La palabra "ofrenda" (minchah) significa literalmente una donación, regalo, o tributo. La palabra se utiliza a menudo de un regalo para un rey, o del tributo que se pagaba a él. En este caso, los "regalos" diarios eran muestras de homenaje para demostrar que la nación estaba subordinada al Rey celestial.

Los dos sacrificios también prefiguran las dos venidas de CristoEn la Primera Venida de Cristo, Él se convirtió en el regalo (ofrenda) a Dios por medio de Su sacrificio en la CruzLa Segunda presenta el Cuerpo de Cristo como un regalo para el Rey. Por esta razón, ambas ofrendas diarias incluían granos y corderos, pero por diferentes razones proféticas.


La Hora de la Oración
En Hechos 3: 1 la ofrenda de la tarde se llamó "la hora novena, la hora de la oración". En esa historia profética, Pedro, junto con Juan, levantaron a un hombre cojo de nacimiento. Este milagro se convirtió entonces en su texto de prueba de que los muertos serán de hecho levantados. Cuando los saduceos oyeron lo que se enseñaba, ellos se enfurecieron, porque no creían en la resurrección de los muertos. Así leemos en Hechos 4:1,2,

1 Y hablando ellos al pueblo, los sacerdotes y el capitán de la guardia del templo, y los saduceos, vinieron sobre ellos, 2 estando perturbados en gran medida porque enseñaban al pueblo y anunciaban en Jesús la resurrección de entre los muertos.

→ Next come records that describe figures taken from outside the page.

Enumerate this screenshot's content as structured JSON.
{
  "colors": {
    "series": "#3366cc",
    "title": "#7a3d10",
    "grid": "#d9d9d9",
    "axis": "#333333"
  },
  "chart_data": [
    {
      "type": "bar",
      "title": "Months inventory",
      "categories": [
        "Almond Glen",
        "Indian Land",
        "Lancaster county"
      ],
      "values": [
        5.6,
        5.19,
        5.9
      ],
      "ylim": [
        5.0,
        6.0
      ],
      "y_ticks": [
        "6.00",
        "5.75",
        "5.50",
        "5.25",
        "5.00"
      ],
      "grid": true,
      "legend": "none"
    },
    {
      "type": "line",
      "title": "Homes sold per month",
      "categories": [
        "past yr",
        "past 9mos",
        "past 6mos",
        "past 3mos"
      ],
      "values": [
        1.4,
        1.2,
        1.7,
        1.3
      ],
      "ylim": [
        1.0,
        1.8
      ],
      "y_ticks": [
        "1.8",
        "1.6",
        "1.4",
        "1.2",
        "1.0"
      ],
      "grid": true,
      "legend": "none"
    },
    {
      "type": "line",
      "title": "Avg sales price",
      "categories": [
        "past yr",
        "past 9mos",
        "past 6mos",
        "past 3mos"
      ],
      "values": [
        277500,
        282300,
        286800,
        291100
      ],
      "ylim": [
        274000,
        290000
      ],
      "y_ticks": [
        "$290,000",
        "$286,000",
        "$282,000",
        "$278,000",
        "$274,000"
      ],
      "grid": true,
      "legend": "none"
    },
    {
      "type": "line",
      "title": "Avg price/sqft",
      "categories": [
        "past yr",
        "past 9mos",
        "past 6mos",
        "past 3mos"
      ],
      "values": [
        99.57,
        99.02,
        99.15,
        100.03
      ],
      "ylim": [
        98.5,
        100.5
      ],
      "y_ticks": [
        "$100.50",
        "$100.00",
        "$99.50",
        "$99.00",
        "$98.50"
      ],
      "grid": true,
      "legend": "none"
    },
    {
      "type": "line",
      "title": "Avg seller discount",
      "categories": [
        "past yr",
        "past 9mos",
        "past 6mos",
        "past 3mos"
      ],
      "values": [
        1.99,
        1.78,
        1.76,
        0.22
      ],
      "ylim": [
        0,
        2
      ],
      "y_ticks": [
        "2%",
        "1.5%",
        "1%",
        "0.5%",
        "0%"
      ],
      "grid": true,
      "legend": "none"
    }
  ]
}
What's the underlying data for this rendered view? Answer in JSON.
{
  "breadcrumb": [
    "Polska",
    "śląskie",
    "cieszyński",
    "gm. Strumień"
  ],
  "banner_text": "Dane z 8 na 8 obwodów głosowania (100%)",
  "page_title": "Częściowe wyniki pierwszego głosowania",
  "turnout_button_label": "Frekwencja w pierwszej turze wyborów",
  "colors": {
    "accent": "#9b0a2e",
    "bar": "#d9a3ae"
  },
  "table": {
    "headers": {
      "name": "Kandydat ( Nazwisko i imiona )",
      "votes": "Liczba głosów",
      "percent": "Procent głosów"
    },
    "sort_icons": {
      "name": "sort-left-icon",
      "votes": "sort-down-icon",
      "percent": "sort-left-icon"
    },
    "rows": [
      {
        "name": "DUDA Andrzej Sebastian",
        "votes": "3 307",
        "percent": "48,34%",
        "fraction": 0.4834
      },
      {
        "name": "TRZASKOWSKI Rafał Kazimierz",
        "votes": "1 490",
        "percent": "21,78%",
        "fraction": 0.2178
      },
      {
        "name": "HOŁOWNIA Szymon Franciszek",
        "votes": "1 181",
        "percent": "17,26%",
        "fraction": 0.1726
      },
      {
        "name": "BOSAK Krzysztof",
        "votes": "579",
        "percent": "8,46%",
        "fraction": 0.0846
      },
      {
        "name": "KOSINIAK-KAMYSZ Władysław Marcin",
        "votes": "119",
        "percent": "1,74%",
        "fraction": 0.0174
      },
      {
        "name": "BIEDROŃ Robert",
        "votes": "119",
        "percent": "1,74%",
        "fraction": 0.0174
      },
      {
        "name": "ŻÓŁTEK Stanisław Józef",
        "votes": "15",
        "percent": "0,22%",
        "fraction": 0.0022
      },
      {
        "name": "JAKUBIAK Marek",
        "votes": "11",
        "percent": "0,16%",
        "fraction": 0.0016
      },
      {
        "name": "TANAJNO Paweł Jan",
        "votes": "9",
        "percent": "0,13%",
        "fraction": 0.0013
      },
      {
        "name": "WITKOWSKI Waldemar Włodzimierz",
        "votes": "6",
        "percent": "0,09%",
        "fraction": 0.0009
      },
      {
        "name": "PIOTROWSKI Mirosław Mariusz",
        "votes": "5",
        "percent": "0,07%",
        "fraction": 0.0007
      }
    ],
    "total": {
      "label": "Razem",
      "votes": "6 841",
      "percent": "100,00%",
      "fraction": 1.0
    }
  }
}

El sacrificio de la tarde, entonces, proporciona una pista profética en cuanto a su significado y aplicación a través del propio milagro. Aquí está ligado a la resurrección de los muertos, como doctrina y como una cuestión de tiempo (es decir, el sacrificio de la tarde). Por otra parte, los discípulos fueron liberados (Hechos 4:23), así como el segundo macho cabrío (Levítico 16:21) y la segunda paloma (Levítico 14:7) eran liberados vivos. Estaban representando el papel profético de la Segunda Obra de Cristo en este caso, y por esta razón, el evento se produjo en el momento de la ofrenda de la tarde.


En el caso de Daniel encontramos a Gabriel reuniéndose con él en el momento de la ofrenda de la tarde, la hora novena del día, que era la hora de la oración. Dado que la respuesta a la oración parecía centrarse principalmente en las setenta semanas (de años) que conducirían a la Primera Obra de Cristo en la Cruz, es sorprendente que Gabriel no llegara en el momento del sacrificio de la mañana; sin embargo, si el profeta hubiera comenzado su oración en el momento del sacrificio de la mañana y la hubiera concluido en el momento de la ofrenda de la tarde, entonces podemos ver que su oración coincidió precisamente con el momento de la pasión de Cristo. Fue condenado en el momento del sacrificio de la mañana y murió en la novena hora, la hora de la oración, cuando se hizo la ofrenda de la tarde. Incluso la "fatiga extrema" de Daniel prefigura el cansancio y la angustia de Cristo en la Cruz.